От подобного заявления туринец потерял дар речи, а господин с газетой воспользовался случаем, чтобы объяснить остальным — хотя они вовсе этого не просили,— что он отправился в Болонью, чтобы проконсультироваться со специалистом-гастроэнтерологом. Решив не оставаться в долгу, дама, которая выразила участие Тарчинини, старалась дать понять окружающим, что она тоже едет в Болонью, чтобы познакомиться там со своим внуком, родившимся пятнадцать дней назад и названным в честь дедушки — Амедио. Обеспокоенная тем, чтобы не создать впечатление, будто она держится особняком, молодая девушка объявила, что её ждут в Модене, где она проведёт две недели в семье своего жениха. Наконец, сорокалетний мужчина, торговый представитель, признался в том, что возвращается во Флоренцию, где находится фирма, в которой он работает. Тарчинини счел своим долгом показать себя таким же приветливым и объяснил цель своего путешествия.

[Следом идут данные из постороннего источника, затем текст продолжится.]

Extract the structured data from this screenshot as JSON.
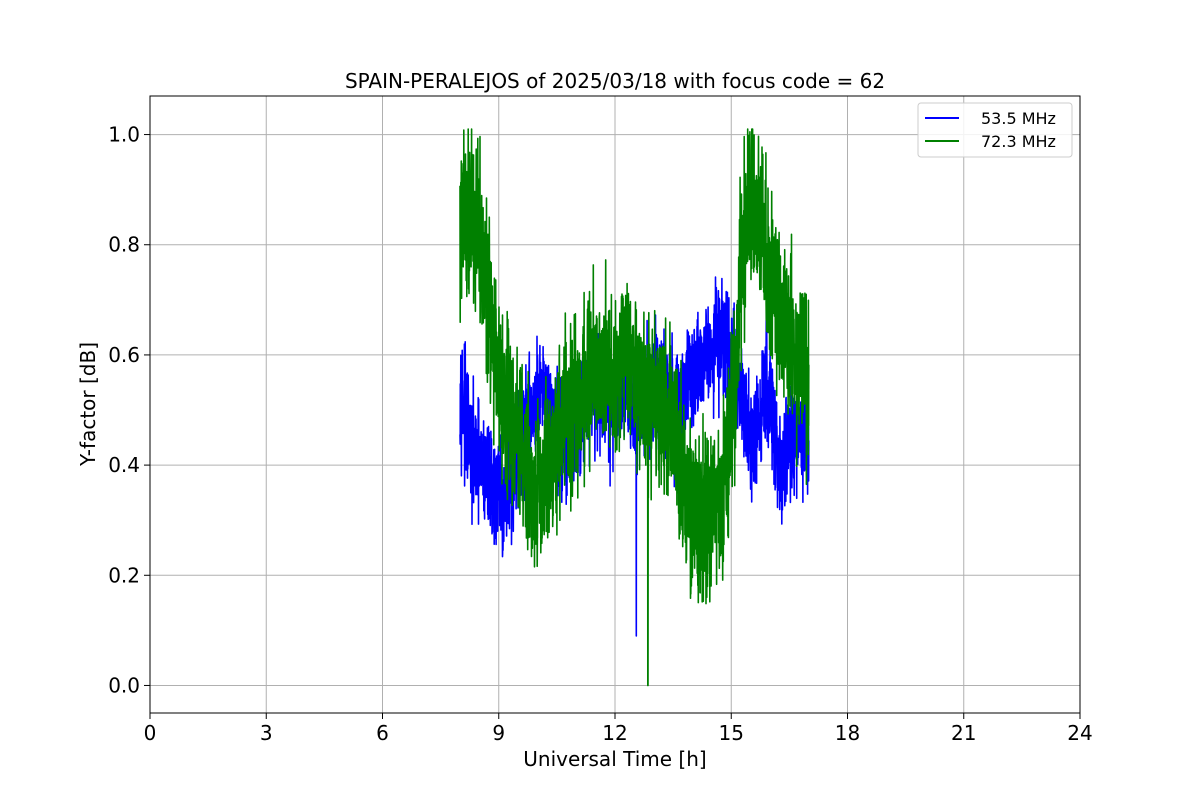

— Я давно уже обещал Фабрицио, что отвезу его во Флоренцию, когда он станет первым в классе, как я стал первым в своей работе. И вот, в последний месяц Фабрицио буквально галопом обогнал своих товарищей. Что обещано, то должно быть исполнено. А тут и Джульетта, моя жена, вспомнила, что её подруга по пансиону, графиня Мария Филиппина Теджано делла Ува, живёт во Флоренции...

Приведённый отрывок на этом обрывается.